OK, I understand that “24” is a TV drama, but after spending quite a few hours the past few weeks watching all 193 episodes, I decided to post a movie piece about “24” and Jack Bauer.
Jack Bauer, played by Keifer Sutherland, is the star of “24. He is a field operator in America’s Counter-Terrorism Unit (CTU). His character is a modern-day John Wayne. While President Reagan once said that he would sometimes ask himself, “What Would John Wayne Do?” I am now tempted to say, “What would Jack Bauer do?” Bauer seems to act with the same sort of moral clarity possessed by the Duke even in situations that aren’t as black & white as those in the Duke’s movies. (Incidentally, soon after coining the WWJBD expression, I learned that t-shirts with that expression have been sold on the internet for years.)
Two common recurring issues in “24” are whether the end justifies the means and whether individuals can be sacrificed for the common/greater good. In the end of each of the show’s dramatic situations, if you did what Bauer suggested, you were happy. If you didn’t do what he suggested, you invariably regretted it. And of course, if you ordered him to do the wrong thing, he almost always ignored your orders and did the right thing.
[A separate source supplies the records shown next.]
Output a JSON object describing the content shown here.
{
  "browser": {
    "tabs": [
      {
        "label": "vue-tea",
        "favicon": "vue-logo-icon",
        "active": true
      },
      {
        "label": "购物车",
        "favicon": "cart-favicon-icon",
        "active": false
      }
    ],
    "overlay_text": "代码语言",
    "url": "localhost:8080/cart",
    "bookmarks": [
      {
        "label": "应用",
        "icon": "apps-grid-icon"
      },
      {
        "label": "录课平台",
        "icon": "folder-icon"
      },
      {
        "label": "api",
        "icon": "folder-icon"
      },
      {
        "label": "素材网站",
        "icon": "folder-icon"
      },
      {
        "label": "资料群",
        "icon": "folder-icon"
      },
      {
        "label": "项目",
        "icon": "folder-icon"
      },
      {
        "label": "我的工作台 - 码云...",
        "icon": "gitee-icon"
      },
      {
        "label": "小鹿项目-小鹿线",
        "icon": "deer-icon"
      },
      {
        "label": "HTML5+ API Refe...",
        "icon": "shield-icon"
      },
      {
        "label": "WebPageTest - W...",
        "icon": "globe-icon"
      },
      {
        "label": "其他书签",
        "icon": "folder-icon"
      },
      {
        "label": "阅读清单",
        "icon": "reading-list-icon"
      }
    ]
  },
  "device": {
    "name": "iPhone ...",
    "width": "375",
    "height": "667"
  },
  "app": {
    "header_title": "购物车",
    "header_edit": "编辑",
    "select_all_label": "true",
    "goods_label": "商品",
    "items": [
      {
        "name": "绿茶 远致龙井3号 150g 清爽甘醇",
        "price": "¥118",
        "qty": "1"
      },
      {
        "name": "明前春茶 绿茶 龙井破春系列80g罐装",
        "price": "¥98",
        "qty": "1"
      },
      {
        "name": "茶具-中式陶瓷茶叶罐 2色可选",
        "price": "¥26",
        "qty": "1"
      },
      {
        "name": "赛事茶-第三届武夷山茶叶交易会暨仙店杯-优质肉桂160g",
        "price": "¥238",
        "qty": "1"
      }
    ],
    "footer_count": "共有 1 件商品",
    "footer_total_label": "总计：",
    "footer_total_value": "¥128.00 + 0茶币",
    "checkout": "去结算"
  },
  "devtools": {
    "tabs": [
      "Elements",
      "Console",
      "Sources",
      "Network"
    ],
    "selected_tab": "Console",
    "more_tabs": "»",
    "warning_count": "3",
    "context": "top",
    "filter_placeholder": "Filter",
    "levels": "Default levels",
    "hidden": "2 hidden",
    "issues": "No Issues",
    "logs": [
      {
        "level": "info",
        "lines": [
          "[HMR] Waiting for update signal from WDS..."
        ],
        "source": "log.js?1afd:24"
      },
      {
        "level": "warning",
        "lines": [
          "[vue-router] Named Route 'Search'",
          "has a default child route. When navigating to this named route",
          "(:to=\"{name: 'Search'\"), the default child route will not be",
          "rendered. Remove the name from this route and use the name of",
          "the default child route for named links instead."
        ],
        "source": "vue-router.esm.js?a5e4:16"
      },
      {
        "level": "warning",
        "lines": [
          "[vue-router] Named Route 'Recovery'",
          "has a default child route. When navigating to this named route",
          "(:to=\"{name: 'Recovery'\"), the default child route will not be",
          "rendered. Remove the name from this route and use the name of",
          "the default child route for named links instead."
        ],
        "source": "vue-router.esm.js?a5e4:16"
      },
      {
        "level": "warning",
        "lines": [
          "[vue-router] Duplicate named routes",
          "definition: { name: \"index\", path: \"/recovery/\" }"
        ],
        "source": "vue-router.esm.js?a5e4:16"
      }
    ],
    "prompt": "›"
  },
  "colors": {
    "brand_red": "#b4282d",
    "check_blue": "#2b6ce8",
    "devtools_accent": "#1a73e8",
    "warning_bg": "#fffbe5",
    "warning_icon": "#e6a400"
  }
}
“24” was televised on Fox for eight seasons (2001-2010), with a two-hour movie between seasons #6 and #7. The movie, titled “Redemption” was prompted by a writers’ strike that resulted in no regular episodes in 2008.
“24” was a prodigious winner of Emmys – 68 nominations and 20 wins. The critics thought Season Five was the best, but I couldn’t stop watching Seasons Seven and Eight until they were over. And the season finales, of which the first was generally considered to be the best, invariably prompted me to immediately start the next season. I can’t imagine being forced to wait seven months for the next season, as the TV viewers had to do.
But the same thing can be said about each episode. I would be watching late at night and planning to go to bed at the end of the episode, but the ending would be so riveting that I had to start the next episode immediately. Several nights I watched past 2 a.m., and one night I went until 6 a.m.
Jack Bauer appeared in all 193 episodes, and the next leading contributors were data analyst Chloe O’Brian (Mary Lynn Rajskub), who appeared in 125 episodes, field operator Tony Almeida (Carlos Bernard) in 115, President David Palmer (Dennis Haysbert) in 80, and daughter Kim Bauer (Elisha Cuthbert) in 79. Other memorable characters included Bauer’s wife Teri (Leslie Hope) in 24 episodes and his six girlfriends – Nina Myers (Sarah Clarke) in 36, Kate Warner (Sarah Winter) in 25, Claudia Hernandez (Vanessa Ferlito) in 11, Audrey Raines (Kim Raver) in 52, Marilyn Bauer (Rena Sofer) in 12, and Renee Walker (Annie Wersching) in 37 – plus Almeida’s girlfriend Michelle Dessler (Reiko Aylesworth) in 62, CTU director Bill Buchanan (James Morrison) in 64, and Presidents Allison Taylor (Cherry Jones is a Cathy Phillips look-a-like) in 43 and Charles Logan (Gregory Itzin is a Nixon look-a-like) in 44.
There has been plenty planning for a new movie version of “24,” but just a couple weeks ago, things were put on hold because of budgetary issues and Sutherland’s scheduling problems. My thoughts – Git-R-Done.